November 30, 2004

Progession of feminism in The Yellow Wallpaper

Charlotte Gilman was a young feminist, and I believe that she uses the character of Jane to progress the concept of feminism in The Yellow Wallpaper. When the story begins, Jane is not yet as sick as she will become, and at this point she tries to discuss with John about the current living arrangments. Although she has not been confined to the room yet, John does not want her to leave the house. It is at this point in the story that her supression begins.
When Jane returns to her journal after describing the wallpaper, it seems to the reader that she is spending the majority of her time in the room. Before Jane was allowed to roam the house, but now it seems that John pretty much confines her to her room. Even when she tries talking to John about the house and the room he hushes her. John as confined her to the house, to the room, does not allow her to take part in any sort of activity, and now does not even take her seriously let alone talk to her like an adult. The only sort of outlet Jane has is her journal.

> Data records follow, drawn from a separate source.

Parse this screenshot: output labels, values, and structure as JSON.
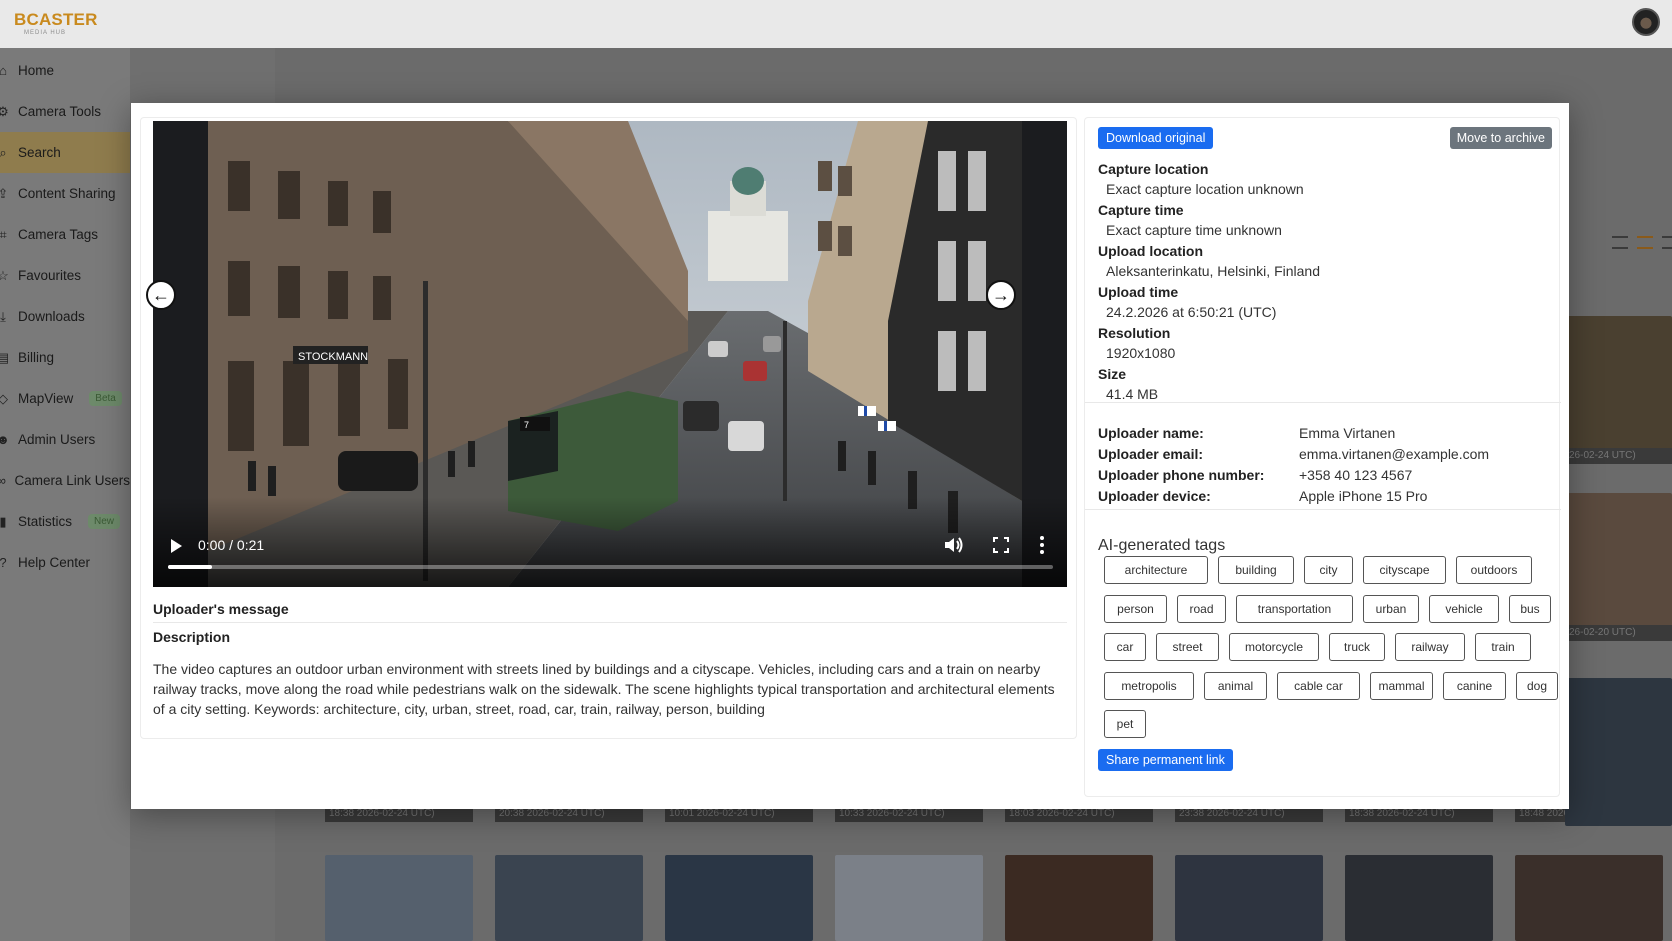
{
  "app": {
    "logo": "BCASTER",
    "logo_sub": "MEDIA HUB"
  },
  "sidebar": {
    "items": [
      {
        "label": "Home",
        "icon": "home-icon"
      },
      {
        "label": "Camera Tools",
        "icon": "gear-icon"
      },
      {
        "label": "Search",
        "icon": "search-icon",
        "active": true
      },
      {
        "label": "Content Sharing",
        "icon": "share-icon"
      },
      {
        "label": "Camera Tags",
        "icon": "tag-icon"
      },
      {
        "label": "Favourites",
        "icon": "star-icon"
      },
      {
        "label": "Downloads",
        "icon": "download-icon"
      },
      {
        "label": "Billing",
        "icon": "billing-icon"
      },
      {
        "label": "MapView",
        "icon": "map-icon",
        "badge": "Beta"
      },
      {
        "label": "Admin Users",
        "icon": "users-icon"
      },
      {
        "label": "Camera Link Users",
        "icon": "link-icon"
      },
      {
        "label": "Statistics",
        "icon": "chart-icon",
        "badge": "New"
      },
      {
        "label": "Help Center",
        "icon": "help-icon"
      }
    ]
  },
  "background_thumbs": {
    "captions": [
      "18:38 2026-02-24 UTC)",
      "20:38 2026-02-24 UTC)",
      "10:01 2026-02-24 UTC)",
      "10:33 2026-02-24 UTC)",
      "18:03 2026-02-24 UTC)",
      "23:38 2026-02-24 UTC)",
      "18:38 2026-02-24 UTC)",
      "18:48 2026-02-24 UTC)"
    ],
    "side_captions": [
      "26-02-24 UTC)",
      "26-02-20 UTC)"
    ]
  },
  "modal": {
    "video": {
      "time": "0:00 / 0:21",
      "progress": 0.05
    },
    "uploader_message_title": "Uploader's message",
    "description_title": "Description",
    "description": "The video captures an outdoor urban environment with streets lined by buildings and a cityscape. Vehicles, including cars and a train on nearby railway tracks, move along the road while pedestrians walk on the sidewalk. The scene highlights typical transportation and architectural elements of a city setting. Keywords: architecture, city, urban, street, road, car, train, railway, person, building",
    "download_label": "Download original",
    "archive_label": "Move to archive",
    "meta": [
      {
        "label": "Capture location",
        "value": "Exact capture location unknown"
      },
      {
        "label": "Capture time",
        "value": "Exact capture time unknown"
      },
      {
        "label": "Upload location",
        "value": "Aleksanterinkatu, Helsinki, Finland"
      },
      {
        "label": "Upload time",
        "value": "24.2.2026 at 6:50:21 (UTC)"
      },
      {
        "label": "Resolution",
        "value": "1920x1080"
      },
      {
        "label": "Size",
        "value": "41.4 MB"
      }
    ],
    "uploader": [
      {
        "label": "Uploader name:",
        "value": "Emma Virtanen"
      },
      {
        "label": "Uploader email:",
        "value": "emma.virtanen@example.com"
      },
      {
        "label": "Uploader phone number:",
        "value": "+358 40 123 4567"
      },
      {
        "label": "Uploader device:",
        "value": "Apple iPhone 15 Pro"
      }
    ],
    "tags_title": "AI-generated tags",
    "tags": [
      [
        "architecture",
        "building",
        "city",
        "cityscape",
        "outdoors"
      ],
      [
        "person",
        "road",
        "transportation",
        "urban",
        "vehicle",
        "bus"
      ],
      [
        "car",
        "street",
        "motorcycle",
        "truck",
        "railway",
        "train"
      ],
      [
        "metropolis",
        "animal",
        "cable car",
        "mammal",
        "canine",
        "dog"
      ],
      [
        "pet"
      ]
    ],
    "share_label": "Share permanent link"
  }
}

Even though it seems that Jane has become a slave to the wallpaper, obsessing over its every aspect, she no longer takes an interest in John. And as we know John passes out in the end as he sees her frantically ripping down the wallpaper.
Gilman progresses Jane's triumph throughout the story. At first Jane allows John to supress her and confine her, but then she begins to come out. She takes no interest in him, she sleeps during the day in order to give her full attention to the wallpaper at night. Then Jane comes out literally, from the wallpaper and even adds that she must creep (step over) over John, who is now under her.